THE CONJURING:  LAST RITES--In what's purportedly the final chapter of the horror series launched in 2013, retired paranormal investigators Ed and Lorraine Warren (Patrick Wilson and Vera Farmiga reprising their signature roles) are pulled back into the fray to investigate the haunting of Pennsylvania's Smurl family.

Director Michael ("The Conjuring:  The Devil Made Me Do It," "The Nun 2") Chaves attempts a more grounded approach this time, but fails to elevate the material beyond mere window-dressing for gore. A committee-written screenplay meanders for 135 interminable minutes offering predictability instead of depth or surprises. 

Deprived of any meaningful character arcs, Farmiga and Wilson are merely deployed as haunted house tropes minus any true emotional stakes. The tech credits are polished, but slick visuals and jump scares are unable to compensate for a hollow narrative. While it may satisfy fans craving superficial shocks and/or franchise closure, this underwhelming farewell to the Warrens ultimately rings hollow and fails to live up to its legacy. (C MINUS.) 


DEMON SLAYER: KIMETSU NO TAIBA--INFINITY CASTLE--The long-awaited final chapter of the anime franchise arrives with the weight of enormous expectations. As the climactic installment, it carries the responsibility of resolving arcs that have built steadily over previous seasons and films. The result is a visually dazzling movie that struggles under the weight of its own ambition. The story plunges Tanjiro Kamado and his allies into the sprawling, shifting labyrinth of the Infinity Castle to face Muzan Kibutsuji in the final battle between Demon Slayers and demons. Nezuko, Inosuke and Zenitsu are all given major moments as are the surviving Hashira, each confronting both external foes and internal conflicts. Director Haruo Sotozaki keeps the pace relentless, ensuring few dull stretches despite a near three-hour runtime. The animation once again sets a high bar for spectacle with gravity-defying swordplay, fluid transformations and kaleidoscopic lighting effects that feel tailor-made for the big screen. Yet weaknesses emerge in the structure. With so many characters demanding screen time, arcs that should land with devastating impact sometimes feel rushed. The emotional resonance of Tanjiro’s journey is diluted by frenetic pacing and an overreliance on spectacle. Some narrative threads resolve neatly, but others feel underdeveloped making it less cohesive than earlier entries. While delivering enough spectacle and catharsis to satisfy fans, as a piece of storytelling it feels uneven, caught between serving as a finale and as a nonstop showcase of animation bravura. (C PLUS.)


DOWNTON ABBEY:  THE GRAND FINALE--There’s a gentle, bittersweet quality to "The Grand Finale" that resonates like a fond farewell whispered through polished silverware and twilight corridors.
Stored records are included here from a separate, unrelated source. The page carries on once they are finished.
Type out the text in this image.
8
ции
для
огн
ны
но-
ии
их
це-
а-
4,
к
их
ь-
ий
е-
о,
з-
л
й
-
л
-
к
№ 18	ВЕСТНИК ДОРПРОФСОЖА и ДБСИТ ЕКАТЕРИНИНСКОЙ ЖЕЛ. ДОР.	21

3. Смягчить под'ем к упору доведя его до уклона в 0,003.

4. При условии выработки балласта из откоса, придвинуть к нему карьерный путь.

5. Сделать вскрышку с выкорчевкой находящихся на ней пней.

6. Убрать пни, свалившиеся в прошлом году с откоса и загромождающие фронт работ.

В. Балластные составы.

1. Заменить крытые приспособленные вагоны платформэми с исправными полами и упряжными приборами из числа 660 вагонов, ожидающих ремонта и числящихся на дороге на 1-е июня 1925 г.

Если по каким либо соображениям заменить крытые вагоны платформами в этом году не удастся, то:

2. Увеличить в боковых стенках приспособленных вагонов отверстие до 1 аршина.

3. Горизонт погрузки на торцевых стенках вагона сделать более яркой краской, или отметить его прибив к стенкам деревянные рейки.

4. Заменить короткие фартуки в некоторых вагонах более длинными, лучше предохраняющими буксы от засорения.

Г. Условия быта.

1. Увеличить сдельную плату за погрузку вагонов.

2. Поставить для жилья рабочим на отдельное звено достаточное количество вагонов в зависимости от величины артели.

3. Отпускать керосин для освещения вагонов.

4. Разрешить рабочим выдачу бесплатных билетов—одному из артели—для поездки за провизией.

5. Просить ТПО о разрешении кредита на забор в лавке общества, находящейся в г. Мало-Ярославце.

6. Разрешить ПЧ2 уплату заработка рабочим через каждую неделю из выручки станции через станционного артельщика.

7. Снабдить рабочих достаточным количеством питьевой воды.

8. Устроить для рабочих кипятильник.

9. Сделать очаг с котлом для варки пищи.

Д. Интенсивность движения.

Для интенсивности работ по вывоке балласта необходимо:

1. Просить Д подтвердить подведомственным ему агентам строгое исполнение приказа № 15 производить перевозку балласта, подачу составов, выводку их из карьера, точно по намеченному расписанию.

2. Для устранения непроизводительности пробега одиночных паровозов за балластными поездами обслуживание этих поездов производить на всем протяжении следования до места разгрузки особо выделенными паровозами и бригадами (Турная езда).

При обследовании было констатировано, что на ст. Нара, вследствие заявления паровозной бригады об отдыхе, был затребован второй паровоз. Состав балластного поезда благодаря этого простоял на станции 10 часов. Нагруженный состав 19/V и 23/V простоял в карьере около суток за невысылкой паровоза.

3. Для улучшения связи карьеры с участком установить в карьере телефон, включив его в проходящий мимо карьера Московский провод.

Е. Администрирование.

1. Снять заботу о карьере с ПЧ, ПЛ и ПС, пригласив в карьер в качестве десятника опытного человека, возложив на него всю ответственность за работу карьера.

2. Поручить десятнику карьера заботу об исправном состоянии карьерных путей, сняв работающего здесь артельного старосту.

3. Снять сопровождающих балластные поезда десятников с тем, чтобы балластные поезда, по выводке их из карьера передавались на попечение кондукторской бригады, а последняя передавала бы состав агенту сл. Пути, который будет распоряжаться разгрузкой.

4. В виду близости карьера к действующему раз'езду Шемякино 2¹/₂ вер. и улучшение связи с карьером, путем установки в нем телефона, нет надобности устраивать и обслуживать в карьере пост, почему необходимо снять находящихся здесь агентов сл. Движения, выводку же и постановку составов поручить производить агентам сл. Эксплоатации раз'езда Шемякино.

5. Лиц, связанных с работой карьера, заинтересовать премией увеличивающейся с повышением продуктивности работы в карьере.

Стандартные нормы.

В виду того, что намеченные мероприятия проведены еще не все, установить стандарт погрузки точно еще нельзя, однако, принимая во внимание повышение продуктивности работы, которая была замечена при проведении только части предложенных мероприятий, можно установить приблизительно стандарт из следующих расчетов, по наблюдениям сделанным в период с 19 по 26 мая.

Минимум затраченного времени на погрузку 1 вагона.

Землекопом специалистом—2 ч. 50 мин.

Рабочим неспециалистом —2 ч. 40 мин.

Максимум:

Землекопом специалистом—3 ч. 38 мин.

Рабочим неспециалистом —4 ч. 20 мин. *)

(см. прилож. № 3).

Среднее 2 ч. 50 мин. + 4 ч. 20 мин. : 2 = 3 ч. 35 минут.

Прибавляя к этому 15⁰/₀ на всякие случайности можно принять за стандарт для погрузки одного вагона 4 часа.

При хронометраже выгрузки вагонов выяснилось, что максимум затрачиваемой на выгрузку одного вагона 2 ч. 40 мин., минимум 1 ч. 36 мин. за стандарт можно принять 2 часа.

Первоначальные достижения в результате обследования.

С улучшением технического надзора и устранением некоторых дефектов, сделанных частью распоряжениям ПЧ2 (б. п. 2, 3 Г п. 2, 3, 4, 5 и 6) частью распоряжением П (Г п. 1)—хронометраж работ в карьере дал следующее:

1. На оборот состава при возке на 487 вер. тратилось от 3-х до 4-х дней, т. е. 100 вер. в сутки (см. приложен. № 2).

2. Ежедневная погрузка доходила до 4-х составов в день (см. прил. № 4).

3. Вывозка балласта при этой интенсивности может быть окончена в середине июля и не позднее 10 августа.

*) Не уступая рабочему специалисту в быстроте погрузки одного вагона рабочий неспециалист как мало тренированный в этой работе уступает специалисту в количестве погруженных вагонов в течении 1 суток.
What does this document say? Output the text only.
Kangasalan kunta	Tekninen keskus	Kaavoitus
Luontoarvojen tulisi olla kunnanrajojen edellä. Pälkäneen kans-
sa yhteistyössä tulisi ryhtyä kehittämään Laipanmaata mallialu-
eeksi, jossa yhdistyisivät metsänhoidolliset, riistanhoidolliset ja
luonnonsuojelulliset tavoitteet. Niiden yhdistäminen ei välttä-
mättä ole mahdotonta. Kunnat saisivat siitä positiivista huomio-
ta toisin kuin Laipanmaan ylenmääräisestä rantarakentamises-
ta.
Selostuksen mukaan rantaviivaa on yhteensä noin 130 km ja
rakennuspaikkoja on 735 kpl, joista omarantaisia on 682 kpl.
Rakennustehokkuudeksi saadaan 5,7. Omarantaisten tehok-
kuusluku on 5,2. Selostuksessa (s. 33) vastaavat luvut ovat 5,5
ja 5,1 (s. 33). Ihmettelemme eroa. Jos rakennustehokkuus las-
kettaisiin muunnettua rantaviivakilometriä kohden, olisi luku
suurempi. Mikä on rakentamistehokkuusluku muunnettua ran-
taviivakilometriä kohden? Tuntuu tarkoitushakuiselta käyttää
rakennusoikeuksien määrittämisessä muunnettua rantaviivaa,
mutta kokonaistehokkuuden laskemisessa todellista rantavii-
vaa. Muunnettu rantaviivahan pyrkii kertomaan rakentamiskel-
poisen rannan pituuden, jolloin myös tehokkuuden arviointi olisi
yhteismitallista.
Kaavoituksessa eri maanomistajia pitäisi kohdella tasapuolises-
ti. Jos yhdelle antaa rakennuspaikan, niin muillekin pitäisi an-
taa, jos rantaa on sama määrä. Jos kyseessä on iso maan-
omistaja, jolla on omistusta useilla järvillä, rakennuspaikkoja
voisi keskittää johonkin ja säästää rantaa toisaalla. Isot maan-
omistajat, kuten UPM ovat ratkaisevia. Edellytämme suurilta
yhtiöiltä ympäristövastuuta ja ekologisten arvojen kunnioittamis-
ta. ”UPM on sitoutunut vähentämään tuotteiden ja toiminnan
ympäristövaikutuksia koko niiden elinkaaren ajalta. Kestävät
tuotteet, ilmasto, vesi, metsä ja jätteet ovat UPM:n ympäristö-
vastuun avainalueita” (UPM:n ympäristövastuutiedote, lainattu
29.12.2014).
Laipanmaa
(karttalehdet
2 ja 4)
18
Set in the early 1930's, this concluding chapter of the long-running BBC/PBS series navigates the Crawley household through shifting social tides with grace, humor and an elegant awareness of the passage of time. At its heart is Lady Mary Crawley (Michelle Dockery) whose recent divorce ignites both public scandal and personal evolution. She must step into the role of estate matriarch; not just managing Downton, but redefining it for a changing world. Her parents, Lord Robert Grantham (Hugh Bonneville) and Cora, Countess of Grantham (Elizabeth McGovern), face financial strain while confronting their own personal transitions. Meanwhile, the downstairs staff--Carson (Jim Carter), Anna (Joanne Froggatt), Bates (Brendan Coyle), Mrs. Hughes (Phyllis Logan), Mrs. Patmore (Lesley Nicol), Daisy (Sophie McShera) and Isobel (Penelope Wilton)--bring warmth and wit, tending to Downton’s spirit even as traditions shift. Writer Julian Fellowes and director Simon Curtis have once again collaborated to frame the movie not as a grand spectacle, but a poignant, intimate denouement. Their stewardship ensures that every family dinner, whispered secret and lingering glance honors the past even while bowing to the future. The absence of Dowager Countess Violet (Dame Maggie Smith) is deeply felt throughout without being overstated: her portrait looms over Downton with a spectral smile, and a roll-of-credits tribute cements her presence in spirit. Closing the door on a beloved saga with genuine affection, it offers one last swoon of elegance, familial resilience and the poignant joy of an era saying goodbye. (A MINUS.) 


GABBY'S DOLLHOUSE:  THE MOVIE--The leap from streaming series to the big screen can be tricky, but director Ryan Crego manages the transition with charm and infectious energy. Returning to the role that made her a household name with preschoolers, Laila Lockhart Kraner plays Gabby who embarks on a road trip with her grandmother Gigi (Grammy winner Gloria Estefan). Their destination is the whimsical city of Cat Francisco, a fantastical expansion of the world hinted at in the Netflix mainstay. Troubles arise when Gabby’s beloved dollhouse falls into the hands of an eccentric, would-be collector ("Bridesmaids" star Kristen Wiig bringing just the right amount of mischief without ever becoming truly menacing). Determined not to lose her magical playhouse, Gabby shrinks herself to toy size and enlists the aid of her trusty Gabby Cats. The blend of live action and CGI animation is seamless with the dollhouse sequences bursting to life in bright, tactile detail. Although the pacing occasionally lags, the film mostly succeeds as a colorful, heart-centered adventure about the power of imagination. (B MINUS.)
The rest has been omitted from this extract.